Lifting Daddy’s phone, Greer, at long last, dialed 911. It rang twice, brittle digital trills. At the moist click of an answered call, Greer blurted first.
“Greer Morgan, I’m Greer Morgan, I live in Sunnybrook Mobile Home Resort in Bulk, Missouri, and I’m trapped in my home, there are people everywhere, They’ve gone crazy, They’re attacking each other, there’s people dead and hurt, we need police and ambulances, you need to hurry, it’s Sunnybrook Mobile Home Resort in Bulk, Missouri, I’m Greer Morgan, They’ve broken all my windows, They’re going to get inside, hurry, please, please hurry.”
She gasped for breath. Only then did she hear the recording.
“The local time is 8:04 a.m. To place a call, press one. If you need additional assistance, press zero for the operator or remain on the line. If this call is an emergency, hang up and call 911. To hear your options again, press star.”
“What the fuck,” she said.
She killed the call, redialed 911. From her bedroom, the tinkle of breaking glass. She ducked, and when the shatter faded, heard the robo-woman offering the same bleak options.
“I did dial fucking 911!” Greer had never used an operator in her life, but times like this must be why such backup systems existed, She did as instructed and pressed zero; the Morgans had always followed the rules. The line clicked twice, and the signal switched to a staticky purr. A different robo-woman answered:
“We’re sorry. You have reached a number that has been disconnected or is no longer in service. If you feel you have reached this recording in error, please check the number and try your call again.”
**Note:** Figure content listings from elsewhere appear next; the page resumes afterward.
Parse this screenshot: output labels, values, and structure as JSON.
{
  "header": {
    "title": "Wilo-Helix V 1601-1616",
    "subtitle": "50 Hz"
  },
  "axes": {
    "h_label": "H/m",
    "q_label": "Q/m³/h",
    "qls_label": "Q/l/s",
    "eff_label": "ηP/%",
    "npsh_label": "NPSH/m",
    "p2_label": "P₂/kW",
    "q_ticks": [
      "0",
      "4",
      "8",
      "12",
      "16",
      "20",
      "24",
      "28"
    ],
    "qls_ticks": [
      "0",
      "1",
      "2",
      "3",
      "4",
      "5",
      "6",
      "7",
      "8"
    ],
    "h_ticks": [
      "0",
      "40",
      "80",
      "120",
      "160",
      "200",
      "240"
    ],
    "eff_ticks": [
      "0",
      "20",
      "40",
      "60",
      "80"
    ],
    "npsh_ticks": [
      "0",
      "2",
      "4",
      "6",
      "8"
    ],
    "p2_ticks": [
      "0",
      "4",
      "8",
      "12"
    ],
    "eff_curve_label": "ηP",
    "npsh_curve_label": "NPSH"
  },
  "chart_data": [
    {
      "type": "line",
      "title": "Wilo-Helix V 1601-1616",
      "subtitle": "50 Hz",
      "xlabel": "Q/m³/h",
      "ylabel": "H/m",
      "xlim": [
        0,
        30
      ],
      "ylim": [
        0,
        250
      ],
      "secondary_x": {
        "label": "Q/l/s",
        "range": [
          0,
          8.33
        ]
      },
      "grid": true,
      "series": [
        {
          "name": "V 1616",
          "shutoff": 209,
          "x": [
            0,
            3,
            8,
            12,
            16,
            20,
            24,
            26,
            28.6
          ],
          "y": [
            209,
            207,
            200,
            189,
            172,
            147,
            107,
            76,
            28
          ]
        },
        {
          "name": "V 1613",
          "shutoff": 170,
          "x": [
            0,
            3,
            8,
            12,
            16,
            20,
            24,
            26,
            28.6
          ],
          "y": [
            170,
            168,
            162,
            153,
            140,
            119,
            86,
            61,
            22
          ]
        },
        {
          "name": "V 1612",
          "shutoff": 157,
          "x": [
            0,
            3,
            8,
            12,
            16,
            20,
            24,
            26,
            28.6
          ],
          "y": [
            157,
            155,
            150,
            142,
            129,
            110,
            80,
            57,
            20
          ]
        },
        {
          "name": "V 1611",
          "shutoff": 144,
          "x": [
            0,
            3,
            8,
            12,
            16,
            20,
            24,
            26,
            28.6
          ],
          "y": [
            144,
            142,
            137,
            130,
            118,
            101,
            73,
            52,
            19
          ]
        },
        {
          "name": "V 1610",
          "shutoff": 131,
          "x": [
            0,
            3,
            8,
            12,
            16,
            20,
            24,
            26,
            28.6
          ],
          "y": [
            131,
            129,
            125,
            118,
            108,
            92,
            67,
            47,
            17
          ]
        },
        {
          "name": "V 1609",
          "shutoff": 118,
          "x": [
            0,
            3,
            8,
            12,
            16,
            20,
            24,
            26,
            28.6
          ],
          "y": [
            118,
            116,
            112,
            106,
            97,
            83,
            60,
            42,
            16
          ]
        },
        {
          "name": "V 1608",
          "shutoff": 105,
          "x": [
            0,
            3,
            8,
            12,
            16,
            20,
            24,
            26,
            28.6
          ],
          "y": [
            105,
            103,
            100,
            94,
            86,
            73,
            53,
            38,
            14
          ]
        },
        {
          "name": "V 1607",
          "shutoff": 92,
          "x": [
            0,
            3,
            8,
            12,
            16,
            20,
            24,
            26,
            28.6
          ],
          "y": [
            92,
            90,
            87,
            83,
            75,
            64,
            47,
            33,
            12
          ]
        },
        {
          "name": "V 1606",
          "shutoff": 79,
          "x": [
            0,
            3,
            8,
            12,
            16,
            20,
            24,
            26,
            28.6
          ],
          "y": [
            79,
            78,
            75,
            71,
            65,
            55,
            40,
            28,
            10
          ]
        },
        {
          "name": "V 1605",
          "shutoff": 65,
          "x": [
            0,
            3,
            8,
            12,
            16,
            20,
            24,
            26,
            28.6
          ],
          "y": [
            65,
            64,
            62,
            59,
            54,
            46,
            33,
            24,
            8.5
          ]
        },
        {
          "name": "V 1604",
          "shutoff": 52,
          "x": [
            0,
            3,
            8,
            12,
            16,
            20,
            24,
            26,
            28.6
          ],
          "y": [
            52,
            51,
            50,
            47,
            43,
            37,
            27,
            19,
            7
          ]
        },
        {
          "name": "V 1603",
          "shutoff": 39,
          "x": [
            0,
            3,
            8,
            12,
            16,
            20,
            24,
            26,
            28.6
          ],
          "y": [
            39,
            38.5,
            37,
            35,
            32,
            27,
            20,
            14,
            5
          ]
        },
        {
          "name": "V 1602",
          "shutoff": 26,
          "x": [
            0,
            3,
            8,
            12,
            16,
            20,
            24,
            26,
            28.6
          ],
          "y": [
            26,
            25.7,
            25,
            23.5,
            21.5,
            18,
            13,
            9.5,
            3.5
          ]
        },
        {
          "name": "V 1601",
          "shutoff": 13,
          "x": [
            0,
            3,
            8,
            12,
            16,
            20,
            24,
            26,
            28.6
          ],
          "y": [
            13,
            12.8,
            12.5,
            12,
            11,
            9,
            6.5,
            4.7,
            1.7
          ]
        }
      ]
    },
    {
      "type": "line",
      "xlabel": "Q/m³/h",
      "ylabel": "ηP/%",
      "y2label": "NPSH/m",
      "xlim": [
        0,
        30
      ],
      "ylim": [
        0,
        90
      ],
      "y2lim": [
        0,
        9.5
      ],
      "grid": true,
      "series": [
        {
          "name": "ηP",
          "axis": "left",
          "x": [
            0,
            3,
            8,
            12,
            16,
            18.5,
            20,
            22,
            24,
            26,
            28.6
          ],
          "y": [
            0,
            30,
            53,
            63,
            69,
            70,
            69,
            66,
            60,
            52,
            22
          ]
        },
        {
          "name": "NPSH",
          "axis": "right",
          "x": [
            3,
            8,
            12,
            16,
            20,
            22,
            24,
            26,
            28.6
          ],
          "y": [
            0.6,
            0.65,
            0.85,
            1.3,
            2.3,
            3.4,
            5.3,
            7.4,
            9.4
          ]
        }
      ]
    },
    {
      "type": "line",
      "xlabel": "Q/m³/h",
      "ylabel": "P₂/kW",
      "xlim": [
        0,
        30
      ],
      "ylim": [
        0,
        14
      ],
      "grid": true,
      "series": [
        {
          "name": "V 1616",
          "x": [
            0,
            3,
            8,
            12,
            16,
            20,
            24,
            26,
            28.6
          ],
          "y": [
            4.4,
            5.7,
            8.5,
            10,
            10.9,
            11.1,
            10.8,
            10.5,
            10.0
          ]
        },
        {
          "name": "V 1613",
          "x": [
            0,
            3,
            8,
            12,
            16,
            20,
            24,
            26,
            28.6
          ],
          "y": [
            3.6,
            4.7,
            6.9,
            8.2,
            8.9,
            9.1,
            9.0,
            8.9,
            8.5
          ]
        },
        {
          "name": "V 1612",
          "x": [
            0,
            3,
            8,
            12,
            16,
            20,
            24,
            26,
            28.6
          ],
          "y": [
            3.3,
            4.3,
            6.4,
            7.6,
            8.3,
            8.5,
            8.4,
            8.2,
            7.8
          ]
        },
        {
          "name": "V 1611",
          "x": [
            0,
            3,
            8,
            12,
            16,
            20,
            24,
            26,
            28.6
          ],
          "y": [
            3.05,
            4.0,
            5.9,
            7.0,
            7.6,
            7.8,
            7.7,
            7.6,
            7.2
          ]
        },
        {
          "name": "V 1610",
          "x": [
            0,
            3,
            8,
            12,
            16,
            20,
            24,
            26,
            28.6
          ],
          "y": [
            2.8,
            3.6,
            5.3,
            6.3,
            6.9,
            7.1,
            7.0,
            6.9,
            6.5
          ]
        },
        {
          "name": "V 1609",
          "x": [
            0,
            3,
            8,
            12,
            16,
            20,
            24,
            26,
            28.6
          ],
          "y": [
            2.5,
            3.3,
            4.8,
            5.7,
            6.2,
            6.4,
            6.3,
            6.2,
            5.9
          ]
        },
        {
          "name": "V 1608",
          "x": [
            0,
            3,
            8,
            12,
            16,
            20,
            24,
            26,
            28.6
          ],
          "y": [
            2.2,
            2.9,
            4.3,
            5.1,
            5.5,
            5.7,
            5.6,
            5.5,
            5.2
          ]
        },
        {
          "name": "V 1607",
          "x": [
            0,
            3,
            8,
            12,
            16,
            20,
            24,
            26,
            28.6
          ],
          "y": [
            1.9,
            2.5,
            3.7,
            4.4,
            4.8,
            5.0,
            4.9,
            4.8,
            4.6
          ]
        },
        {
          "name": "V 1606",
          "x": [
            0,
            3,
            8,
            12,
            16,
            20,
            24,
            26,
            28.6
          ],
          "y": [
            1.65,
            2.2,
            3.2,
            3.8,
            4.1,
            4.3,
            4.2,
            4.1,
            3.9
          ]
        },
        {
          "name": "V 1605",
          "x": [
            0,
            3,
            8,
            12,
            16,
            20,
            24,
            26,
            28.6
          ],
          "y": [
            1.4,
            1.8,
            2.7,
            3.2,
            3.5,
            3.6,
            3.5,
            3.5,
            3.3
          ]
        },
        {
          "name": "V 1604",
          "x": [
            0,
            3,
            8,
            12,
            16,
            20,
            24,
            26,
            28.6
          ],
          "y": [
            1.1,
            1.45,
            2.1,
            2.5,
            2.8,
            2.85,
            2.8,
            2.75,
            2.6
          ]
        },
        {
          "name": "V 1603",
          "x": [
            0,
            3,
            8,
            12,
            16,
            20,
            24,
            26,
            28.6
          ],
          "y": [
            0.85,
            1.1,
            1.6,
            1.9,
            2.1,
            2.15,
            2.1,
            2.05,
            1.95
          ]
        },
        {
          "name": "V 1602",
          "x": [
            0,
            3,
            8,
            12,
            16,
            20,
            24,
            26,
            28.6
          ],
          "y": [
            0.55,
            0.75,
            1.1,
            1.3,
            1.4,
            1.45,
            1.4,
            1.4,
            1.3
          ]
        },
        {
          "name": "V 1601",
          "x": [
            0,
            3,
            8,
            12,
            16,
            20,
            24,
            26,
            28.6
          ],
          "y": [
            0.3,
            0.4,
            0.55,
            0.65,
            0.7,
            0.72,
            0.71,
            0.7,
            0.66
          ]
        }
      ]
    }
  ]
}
“The number was zero! You fucking told me to press zero!”
They hung up on her.
A motorcycle chainsawed past the trailer, reminding Greer that people who might help were still in the vicinity. She started screaming, the old-fashioned 911, and was shocked, and strangely thrilled, by her stabbing pitch and volume. Since being cool had become a thing—around middle school and the move to the Last Resort, she’d kept her voice apathetic. There was something breathtaking about her soaring, feminine shriek.
But all her screams did was attract more of the rabid, More hands slapped the siding. Someone was tearing off a shutter. It sounded like someone had crawled under the bathroom and was clobbering the waste tank. Most worrisome were the heavy cracks of something blunt striking the trailer’s far corner, likely Drasko Zorić’s baseball bat. The good news was the trailer corner was a senseless target. The bad news was that, until then, none of the rabid had shown the wherewithal to operate tools.
Maybe They’re smarter than They seem.
She was getting the fuck out of this trailer. It was all she’d ever wanted to do.
There was nothing useful in the bathroom. She made for the wobbling hallway. The second she hit the main room, Sam Hell’s arm punched through the window over the sofa. The chicken wire popped free, and Greer felt pulled nails, cold as ice chips, patter her side. She jagged right, dodging Sam Hell’s hand by inches, You are reaching for a Greer Morgan, said a voice in her head, who has been disconnected or is no longer in service.